William Godwin's Diary

Events

Coleridge’s first series of lectures in London, given at the Royal Institution, 15 January to 30 May 1808. His experience of preaching and lecturing in Bristol in the 1790s had not prepared him for the pressure of lecturing at such a prestigious venue and his nervousness contributed to a period of ill health. Godwin attended the second lecture in the series, which had already been postponed once and which went ahead despite the ‘acrid scalding evacuations, and if possible worse Vomitings’ Coleridge was suffering. De Quincey also attended this lecture and described him as having the appearance of ‘a person struggling with pain and overmastering illness. His lips were baked with feverish heat, and often black in colour; and …. he often seemed to labour under an almost paralytic inability to raise the upper jaw from the lower.’ The planned subject of the series was ‘the Principles of Poetry’ and the first two lectures began with dense excursions into eighteenth-century aesthetic theory.

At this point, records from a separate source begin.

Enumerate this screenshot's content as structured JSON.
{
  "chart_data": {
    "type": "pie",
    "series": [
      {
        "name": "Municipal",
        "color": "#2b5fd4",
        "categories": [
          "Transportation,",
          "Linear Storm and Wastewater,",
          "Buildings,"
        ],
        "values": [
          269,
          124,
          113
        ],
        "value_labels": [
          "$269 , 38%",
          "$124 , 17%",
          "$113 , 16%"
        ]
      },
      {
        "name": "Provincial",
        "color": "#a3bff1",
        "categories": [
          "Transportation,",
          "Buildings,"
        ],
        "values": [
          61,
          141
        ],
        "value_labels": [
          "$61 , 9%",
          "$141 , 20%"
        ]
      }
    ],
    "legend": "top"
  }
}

The lectures were then suspended for the rest of February, as Coleridge struggled with ill health, self-doubt and the effects of excessive opium addiction. When he resumed the series, he discovered a much more successful, extempore style, illustrating his subject through readings of Shakespeare and Milton and occasional digressions into Kant, Schiller and Herder. He eventually delivered twenty of the twenty-five lectures he had agreed to give, cancelling the final five when he became ill again in early June.

See DNB and Richard Holmes, Coleridge: Darker Reflections (London: HarperCollins, 1998).